The 3rd Century theologian and biblical scholar Origen insightfully comments that it is this woman who has the divine touch: He writes,
The outer human being has the sensible faculty of touch, and the inner human being also has touch, that touch with which the woman with a haemorrhage touched the hem of Jesus’ garment (cf. Mark 5.25-34 parr). She touched it, as He testified who said: Who touched me? (Mark 5.30). Yet just before, Peter said to Him: The multitudes are pressing upon you and you ask, ‘Who touched me?’ (Luke 9.45 parr). Peter thinks that those touching are touching in a bodily, not spiritual manner. Thus, those pressing in on Jesus were not touching Him, for they were not touching Him in faith. Only the woman, having a certain divine touch, touched Jesus and by this was healed. And because she touched Him with a divine touch, this caused power to go forth from Jesus in response to her holy touch. Hence, He says: Someone touched me: for I perceive that power has gone forth from me (Luke 8.46). It is about this healing touch that John says: Which we have touched with our hands concerning the word of life (1 John 1.1).
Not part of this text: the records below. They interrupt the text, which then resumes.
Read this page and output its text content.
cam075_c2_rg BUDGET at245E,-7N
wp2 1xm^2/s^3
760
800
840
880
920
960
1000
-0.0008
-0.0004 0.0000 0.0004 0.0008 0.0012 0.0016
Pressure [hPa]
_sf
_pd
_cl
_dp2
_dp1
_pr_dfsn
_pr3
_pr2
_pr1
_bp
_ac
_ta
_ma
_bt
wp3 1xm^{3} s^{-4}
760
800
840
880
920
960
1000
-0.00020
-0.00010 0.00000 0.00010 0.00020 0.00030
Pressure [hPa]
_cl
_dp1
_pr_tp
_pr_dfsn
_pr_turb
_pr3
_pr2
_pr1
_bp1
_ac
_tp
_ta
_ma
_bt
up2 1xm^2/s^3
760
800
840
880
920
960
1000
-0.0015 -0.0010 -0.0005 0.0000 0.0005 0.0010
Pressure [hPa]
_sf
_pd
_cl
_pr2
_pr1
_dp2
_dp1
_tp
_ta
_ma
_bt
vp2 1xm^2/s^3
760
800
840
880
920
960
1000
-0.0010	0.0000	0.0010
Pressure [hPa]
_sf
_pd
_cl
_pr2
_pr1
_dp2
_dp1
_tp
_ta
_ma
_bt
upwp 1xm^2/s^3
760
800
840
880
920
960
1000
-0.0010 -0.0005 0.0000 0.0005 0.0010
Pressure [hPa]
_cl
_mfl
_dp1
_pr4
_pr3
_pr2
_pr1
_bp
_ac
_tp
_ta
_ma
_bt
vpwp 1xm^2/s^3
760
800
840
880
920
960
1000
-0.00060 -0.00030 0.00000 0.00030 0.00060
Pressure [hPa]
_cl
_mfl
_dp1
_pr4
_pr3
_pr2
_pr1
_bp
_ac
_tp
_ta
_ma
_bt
(Treaty on the Passover, p. 72)
I find this line from Origen thought-provoking, “those pressing in on Jesus were not touching Him, for they were not touching Him in faith”.
My reading of it is that presence ‘with’ does not mean the same as present ‘to’.
For example, on the occasion I would attend an important rugby fixture at the iconic Athletic Park in Wellington all those attending would jostle their way through a set of turnstiles, each hurrying to their favourite position on the bank. Each person was present ‘with’ many others; however, I would say, few were present ‘to’ each other. Being with, cannot assume, being part of.
And then of course the equally, if not more, provoking paragraph from Origen,
“Only the woman, having a certain divine touch, touched Jesus and by this was healed. And because she touched Him with a divine touch, this caused power to go forth from Jesus in response to her holy touch.”
My thoughts are moving in a million different directions with this paragraph!
Summing them up they seem to be about: is it the call to allow todays haemorrhaging women to touch the Body of Christ (the Church) with their divine touch and so heal the body.
Are we as the Body of Christ, the Church being called to allow the women of our Church to touch us and heal us before all their lifeblood has been lost?